The important part however is whether you feel you can work with them. You will make a lot of this decision unconsciously i.e. "I could only work with a woman" but the rest will fall into place once you start searching. Take your time to read through a therapist's profile and try and get a feel for who they are. If you're not sure and need to know more, why not email them to ask some questions first? Think about what is important to you (age/ gender/experience) and look for that in their description.
3. WHERE? WHEN?
You may not have considered this already but where you will meet with your chosen therapist may affect your choice. I'm not just talking location here either. Are you expecting an office? Someone's home? Where would you feel most comfortable? Don't forget geography either - if you want to see someone 'privately' then maybe consider seeing someone in the City as opposed to your home town. All of this information should be available on the therapist's profile, but if not just ask!
The second point is to think about when you will be able to make a regular commitment. Although some therapists can move appointments week to week, others will want you to agree to a specific time and day each week.
4. MEETING FOR THE FIRST TIME
So you've selected a therapist(s) and you've arranged to meet for an initial session. Quite often a new client may feel that they are obligated to work with someone following a first meeting, or maybe they feel obligated to make a decision there and then. In therapy terms this is absolutely not the case. The first meeting is so important, not just for you the client but for the therapist also. Essentially you are both trying to gauge whether you will be able to work together moving forward and I would really encourage anyone to take their time over making such an important decision. I know for my clients I always encourage them to think about things for a few days after our meeting to process how they're feeling and what they want to happen next. You could even use this opportunity to see a number of different therapists to see if there is anyone else you prefer.
5. WHAT TO EXPECT FROM THERAPY
It can be difficult to explain therapy to someone who hasn't tried it, not just because each therapist is different but moreover because each client is. By nature, the therapy relationship will be unique to each duo and will often change and move throughout the work. You may find therapy to be much harder than you anticipated. You may find doesn't quite 'do' what you thought it would. The truth is that a productive therapy will often be less about a therapists' tricks or training and more about mutual trust and honesty.
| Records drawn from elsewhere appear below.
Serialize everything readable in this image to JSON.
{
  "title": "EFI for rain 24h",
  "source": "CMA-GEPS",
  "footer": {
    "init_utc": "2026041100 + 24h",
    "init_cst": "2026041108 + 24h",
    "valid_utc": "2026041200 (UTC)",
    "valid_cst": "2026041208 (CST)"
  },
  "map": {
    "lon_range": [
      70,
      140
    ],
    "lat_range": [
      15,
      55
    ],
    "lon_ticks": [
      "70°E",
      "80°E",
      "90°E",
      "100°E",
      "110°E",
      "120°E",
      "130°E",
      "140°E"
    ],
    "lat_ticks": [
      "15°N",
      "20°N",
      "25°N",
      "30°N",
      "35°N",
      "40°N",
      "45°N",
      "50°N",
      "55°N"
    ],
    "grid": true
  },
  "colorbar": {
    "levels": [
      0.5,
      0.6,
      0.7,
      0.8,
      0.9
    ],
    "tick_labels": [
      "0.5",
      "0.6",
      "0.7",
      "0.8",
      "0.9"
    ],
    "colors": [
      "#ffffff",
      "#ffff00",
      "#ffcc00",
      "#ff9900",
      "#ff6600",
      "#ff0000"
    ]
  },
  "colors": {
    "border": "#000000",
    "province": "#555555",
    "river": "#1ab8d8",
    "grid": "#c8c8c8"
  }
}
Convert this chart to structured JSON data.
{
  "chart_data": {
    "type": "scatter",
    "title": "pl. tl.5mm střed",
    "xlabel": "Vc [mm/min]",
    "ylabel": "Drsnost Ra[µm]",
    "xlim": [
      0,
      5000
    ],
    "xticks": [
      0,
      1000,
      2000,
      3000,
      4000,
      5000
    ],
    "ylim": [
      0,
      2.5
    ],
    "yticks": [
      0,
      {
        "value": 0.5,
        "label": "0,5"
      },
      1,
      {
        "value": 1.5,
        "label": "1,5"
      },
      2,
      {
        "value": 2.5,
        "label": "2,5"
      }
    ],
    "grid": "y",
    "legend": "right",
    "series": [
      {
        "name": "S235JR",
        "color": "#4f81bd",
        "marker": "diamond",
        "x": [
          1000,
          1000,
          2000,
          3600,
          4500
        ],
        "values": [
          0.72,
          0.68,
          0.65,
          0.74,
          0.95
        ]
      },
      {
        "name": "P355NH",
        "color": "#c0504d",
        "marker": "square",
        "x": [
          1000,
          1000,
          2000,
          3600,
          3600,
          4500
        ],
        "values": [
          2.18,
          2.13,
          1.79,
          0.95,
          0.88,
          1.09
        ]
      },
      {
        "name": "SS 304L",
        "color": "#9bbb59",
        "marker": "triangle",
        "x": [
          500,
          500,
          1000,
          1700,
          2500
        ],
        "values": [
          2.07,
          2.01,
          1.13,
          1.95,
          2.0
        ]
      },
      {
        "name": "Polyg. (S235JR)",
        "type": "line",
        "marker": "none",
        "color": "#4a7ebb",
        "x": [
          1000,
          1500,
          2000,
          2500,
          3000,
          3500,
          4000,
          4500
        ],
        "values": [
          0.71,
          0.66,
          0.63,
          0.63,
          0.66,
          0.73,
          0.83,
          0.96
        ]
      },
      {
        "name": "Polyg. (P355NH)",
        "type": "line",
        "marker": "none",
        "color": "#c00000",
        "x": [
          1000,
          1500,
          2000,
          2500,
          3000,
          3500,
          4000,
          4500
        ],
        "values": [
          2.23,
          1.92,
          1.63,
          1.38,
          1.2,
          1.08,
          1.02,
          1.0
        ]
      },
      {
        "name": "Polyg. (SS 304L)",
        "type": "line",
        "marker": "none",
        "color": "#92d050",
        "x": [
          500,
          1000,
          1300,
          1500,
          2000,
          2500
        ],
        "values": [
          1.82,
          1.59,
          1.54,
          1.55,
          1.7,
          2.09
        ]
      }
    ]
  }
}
That said each therapist will have a unique way of working which will depend on their training and their orientation. There is often a strong assumption for first-time clients that the therapist will take the lead, or will have tips/cures for them to overcome whatever they are struggling with. This may happen of course - a CBT-based therapist would work to give you focus for example and may even give you homework, however for a more 'client-led' therapist therapy can often feel like you're doing all the work!
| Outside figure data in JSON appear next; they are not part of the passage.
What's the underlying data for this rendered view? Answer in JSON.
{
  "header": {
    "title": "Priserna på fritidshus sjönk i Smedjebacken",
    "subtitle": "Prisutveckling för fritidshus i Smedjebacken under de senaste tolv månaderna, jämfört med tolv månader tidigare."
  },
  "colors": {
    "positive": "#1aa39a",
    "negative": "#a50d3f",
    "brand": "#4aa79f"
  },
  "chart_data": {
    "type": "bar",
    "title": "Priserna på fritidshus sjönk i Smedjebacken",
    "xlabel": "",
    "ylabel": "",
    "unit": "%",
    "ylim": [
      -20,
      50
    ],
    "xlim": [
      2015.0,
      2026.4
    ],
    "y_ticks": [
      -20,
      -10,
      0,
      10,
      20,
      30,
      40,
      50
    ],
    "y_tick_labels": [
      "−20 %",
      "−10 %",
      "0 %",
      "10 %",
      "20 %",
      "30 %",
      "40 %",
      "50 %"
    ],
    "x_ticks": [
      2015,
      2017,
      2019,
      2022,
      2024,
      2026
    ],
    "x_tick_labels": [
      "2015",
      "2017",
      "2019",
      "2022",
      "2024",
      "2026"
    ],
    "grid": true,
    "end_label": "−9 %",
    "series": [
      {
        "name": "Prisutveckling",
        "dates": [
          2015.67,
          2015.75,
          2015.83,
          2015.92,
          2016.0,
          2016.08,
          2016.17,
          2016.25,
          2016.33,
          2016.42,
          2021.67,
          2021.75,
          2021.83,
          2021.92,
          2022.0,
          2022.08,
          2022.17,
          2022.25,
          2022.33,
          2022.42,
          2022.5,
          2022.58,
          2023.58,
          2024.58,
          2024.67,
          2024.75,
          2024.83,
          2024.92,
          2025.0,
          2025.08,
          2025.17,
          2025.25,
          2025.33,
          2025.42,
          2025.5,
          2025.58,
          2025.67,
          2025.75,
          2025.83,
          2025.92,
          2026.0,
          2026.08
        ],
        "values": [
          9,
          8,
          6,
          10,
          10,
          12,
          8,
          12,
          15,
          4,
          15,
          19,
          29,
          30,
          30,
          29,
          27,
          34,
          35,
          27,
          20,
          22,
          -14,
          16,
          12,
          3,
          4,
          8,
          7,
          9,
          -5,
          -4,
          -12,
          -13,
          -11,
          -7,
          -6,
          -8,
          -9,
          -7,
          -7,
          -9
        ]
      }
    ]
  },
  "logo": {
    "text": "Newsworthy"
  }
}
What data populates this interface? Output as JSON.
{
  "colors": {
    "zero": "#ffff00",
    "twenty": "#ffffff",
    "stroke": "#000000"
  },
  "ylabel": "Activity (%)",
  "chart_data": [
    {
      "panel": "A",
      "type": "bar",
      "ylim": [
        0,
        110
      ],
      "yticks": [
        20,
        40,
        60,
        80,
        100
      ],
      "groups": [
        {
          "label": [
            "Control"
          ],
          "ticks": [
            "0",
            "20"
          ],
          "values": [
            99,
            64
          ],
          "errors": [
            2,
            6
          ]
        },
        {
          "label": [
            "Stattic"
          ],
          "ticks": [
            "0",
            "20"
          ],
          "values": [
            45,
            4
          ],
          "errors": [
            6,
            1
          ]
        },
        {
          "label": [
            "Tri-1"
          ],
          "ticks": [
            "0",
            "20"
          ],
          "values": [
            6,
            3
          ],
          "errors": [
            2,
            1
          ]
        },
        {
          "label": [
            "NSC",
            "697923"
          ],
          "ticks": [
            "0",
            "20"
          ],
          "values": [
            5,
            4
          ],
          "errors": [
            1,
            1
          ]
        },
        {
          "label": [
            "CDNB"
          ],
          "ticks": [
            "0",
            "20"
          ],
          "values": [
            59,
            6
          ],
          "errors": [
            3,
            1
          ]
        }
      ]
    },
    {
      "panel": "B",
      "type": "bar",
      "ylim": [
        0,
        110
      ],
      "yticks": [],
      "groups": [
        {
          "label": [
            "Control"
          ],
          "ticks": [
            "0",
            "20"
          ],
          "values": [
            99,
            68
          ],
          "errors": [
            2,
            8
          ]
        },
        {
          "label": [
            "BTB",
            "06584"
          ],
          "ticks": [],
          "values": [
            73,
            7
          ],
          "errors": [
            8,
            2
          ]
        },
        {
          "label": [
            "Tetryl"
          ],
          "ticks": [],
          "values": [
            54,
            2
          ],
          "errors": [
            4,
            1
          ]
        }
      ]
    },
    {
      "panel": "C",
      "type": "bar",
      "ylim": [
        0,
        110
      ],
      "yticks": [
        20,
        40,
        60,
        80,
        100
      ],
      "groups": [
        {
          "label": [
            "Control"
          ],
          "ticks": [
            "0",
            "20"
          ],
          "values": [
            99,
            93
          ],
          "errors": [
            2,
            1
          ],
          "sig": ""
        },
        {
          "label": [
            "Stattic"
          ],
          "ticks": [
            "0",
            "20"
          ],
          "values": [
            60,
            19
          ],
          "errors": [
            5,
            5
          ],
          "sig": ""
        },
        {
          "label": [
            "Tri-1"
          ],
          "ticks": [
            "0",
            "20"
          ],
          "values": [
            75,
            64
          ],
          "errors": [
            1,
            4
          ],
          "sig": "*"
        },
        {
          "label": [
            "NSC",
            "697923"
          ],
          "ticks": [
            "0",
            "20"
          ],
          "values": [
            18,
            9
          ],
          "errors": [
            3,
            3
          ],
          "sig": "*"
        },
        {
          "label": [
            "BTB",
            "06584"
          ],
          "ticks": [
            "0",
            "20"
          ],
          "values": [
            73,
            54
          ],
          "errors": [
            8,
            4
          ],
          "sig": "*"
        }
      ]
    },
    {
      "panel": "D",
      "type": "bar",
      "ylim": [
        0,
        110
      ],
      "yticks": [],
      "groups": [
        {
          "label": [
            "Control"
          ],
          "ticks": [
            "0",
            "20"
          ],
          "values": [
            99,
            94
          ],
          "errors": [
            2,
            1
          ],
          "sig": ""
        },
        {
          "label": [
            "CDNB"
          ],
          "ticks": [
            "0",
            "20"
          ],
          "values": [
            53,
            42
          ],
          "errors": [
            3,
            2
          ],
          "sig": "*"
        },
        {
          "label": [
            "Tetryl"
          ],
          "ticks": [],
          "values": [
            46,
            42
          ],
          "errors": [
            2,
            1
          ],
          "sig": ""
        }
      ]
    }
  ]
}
If you are concerned about choosing the wrong type of therapist or if you just want to know more then click here for more detailed information.
6. WHAT IF THINGS GO WRONG?
If you have tried meeting with a therapist and just don't feel things are 'right', stay true to that feeling. If you are comfortable, I would suggest that you discuss this directly with them (if you feel safe enough to do so), but if you have simply changed your mind then that's okay! It may be that the time isn't right for you and I would expect most therapists to honour and respect your autonomy in this.
If on the other hand you feel that the therapist is not working ethically, then you have every right to contact their regulating body (BACP or UKCP for example) who will offer further advice on what to do next.
As I said from the outset this is by no means an exhaustive list, however I do hope it addressed some queries or concerns.